Sunday, July 9, 2017

December 3, 2016



December 3, 2016

Written by Maximus Peperkamp, M.S. Verbal Engineer

Dear Reader,

This is my twenty-seventh response to “The basic emotional circuits of mammalian brains: Do animals have affective lives?” by J. Panksepp (2011). Again, my dear reader, please don’t be offended that I copy large pieces of Panksepp’s paper as it is relevant to behaviorism as well as to the distinction between Sound Verbal Behavior (SVB) and Noxious Verbal Behavior (NVB). Why don’t behaviorist talk about him?

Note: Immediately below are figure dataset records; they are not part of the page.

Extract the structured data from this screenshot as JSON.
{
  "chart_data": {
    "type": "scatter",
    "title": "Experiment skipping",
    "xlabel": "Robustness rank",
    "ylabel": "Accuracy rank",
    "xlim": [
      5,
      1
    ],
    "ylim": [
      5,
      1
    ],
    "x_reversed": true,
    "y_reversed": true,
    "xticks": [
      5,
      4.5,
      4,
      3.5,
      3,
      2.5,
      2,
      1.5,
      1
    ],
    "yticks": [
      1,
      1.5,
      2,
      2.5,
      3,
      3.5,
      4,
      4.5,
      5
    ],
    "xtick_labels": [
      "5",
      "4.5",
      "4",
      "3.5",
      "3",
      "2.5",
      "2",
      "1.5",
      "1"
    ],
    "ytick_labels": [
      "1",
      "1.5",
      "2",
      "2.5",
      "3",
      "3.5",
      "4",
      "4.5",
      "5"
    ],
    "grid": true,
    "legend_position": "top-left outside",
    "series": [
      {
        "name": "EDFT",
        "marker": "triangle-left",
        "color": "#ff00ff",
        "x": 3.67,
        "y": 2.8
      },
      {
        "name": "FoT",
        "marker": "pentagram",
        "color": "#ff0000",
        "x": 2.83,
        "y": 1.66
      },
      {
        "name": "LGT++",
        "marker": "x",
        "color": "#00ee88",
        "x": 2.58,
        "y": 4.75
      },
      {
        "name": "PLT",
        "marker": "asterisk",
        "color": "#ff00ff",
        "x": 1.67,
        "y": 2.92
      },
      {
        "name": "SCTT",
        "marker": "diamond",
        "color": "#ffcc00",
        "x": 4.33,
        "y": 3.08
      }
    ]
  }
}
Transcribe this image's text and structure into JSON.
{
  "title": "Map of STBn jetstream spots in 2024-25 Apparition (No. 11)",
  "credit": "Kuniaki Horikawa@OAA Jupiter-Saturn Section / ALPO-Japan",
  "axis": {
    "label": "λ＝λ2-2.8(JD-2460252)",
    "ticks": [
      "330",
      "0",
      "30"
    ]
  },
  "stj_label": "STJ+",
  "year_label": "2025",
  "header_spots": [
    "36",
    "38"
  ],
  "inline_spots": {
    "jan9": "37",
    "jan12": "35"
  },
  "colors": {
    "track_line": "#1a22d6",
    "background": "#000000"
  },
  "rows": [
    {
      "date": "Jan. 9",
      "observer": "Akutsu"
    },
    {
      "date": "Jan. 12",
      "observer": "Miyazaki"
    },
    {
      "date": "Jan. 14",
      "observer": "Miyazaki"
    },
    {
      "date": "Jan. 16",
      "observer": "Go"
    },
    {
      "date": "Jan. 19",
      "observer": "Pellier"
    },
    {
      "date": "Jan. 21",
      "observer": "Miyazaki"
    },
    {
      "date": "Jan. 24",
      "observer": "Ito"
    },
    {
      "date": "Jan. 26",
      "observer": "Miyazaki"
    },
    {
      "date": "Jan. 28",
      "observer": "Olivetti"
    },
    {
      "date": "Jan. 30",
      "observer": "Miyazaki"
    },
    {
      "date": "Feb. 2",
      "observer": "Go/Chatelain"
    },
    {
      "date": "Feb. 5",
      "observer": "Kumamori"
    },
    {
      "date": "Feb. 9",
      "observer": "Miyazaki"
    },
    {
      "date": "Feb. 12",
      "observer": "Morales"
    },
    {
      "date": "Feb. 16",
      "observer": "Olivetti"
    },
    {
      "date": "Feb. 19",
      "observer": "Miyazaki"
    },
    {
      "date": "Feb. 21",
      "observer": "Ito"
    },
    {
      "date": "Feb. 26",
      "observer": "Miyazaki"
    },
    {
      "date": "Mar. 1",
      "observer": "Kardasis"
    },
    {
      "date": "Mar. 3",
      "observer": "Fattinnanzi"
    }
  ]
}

Before causal neuroscience studies of the early 1950s (e.g., self-stimulation and escape from aversive Electrical Brain Stimulation (ESB) investigators had no real basis for evaluating whether animals experienced their emotional arousals—whether they felt their emotions—but learning mediated by ESB induced reward and punishments solved that problem a long time ago; we just chose not to modify well-established ways of speaking (behavior-only lingo) and related neuroscientific ways of thinking (ruthless reductionism).” (italics added). Here he literally identifies our way of speaking!!!


Although Panksepp advocates for a different way of talking, he only refers to the lingo, to the content as he too doesn’t realize that the SVB/NVB distinction is needed to change the way in which we speak.


“During the current era, only the most affect-sensitive kinds of human brain imaging, mainly PET scans, can visualize the ghostly tracks of primal affective experiences in the deepest areas of the human brain. But it is now noteworthy that these regions have long been implicated in engendering emotionality in animals. And ESB studies in humans have been quite consistent in generating intense affective experiences during stimulation of such brain regions. Never have such profound
emotional states been provoked by stimulating neocortical regions.
Although some emotional responses have been recently evoked by
cortical micro-stimulation, the rewarding and punishing properties of such brain sites remain to be evaluated.” In SVB we acknowledge and accurately express affective experiences, in NVB this is impossible.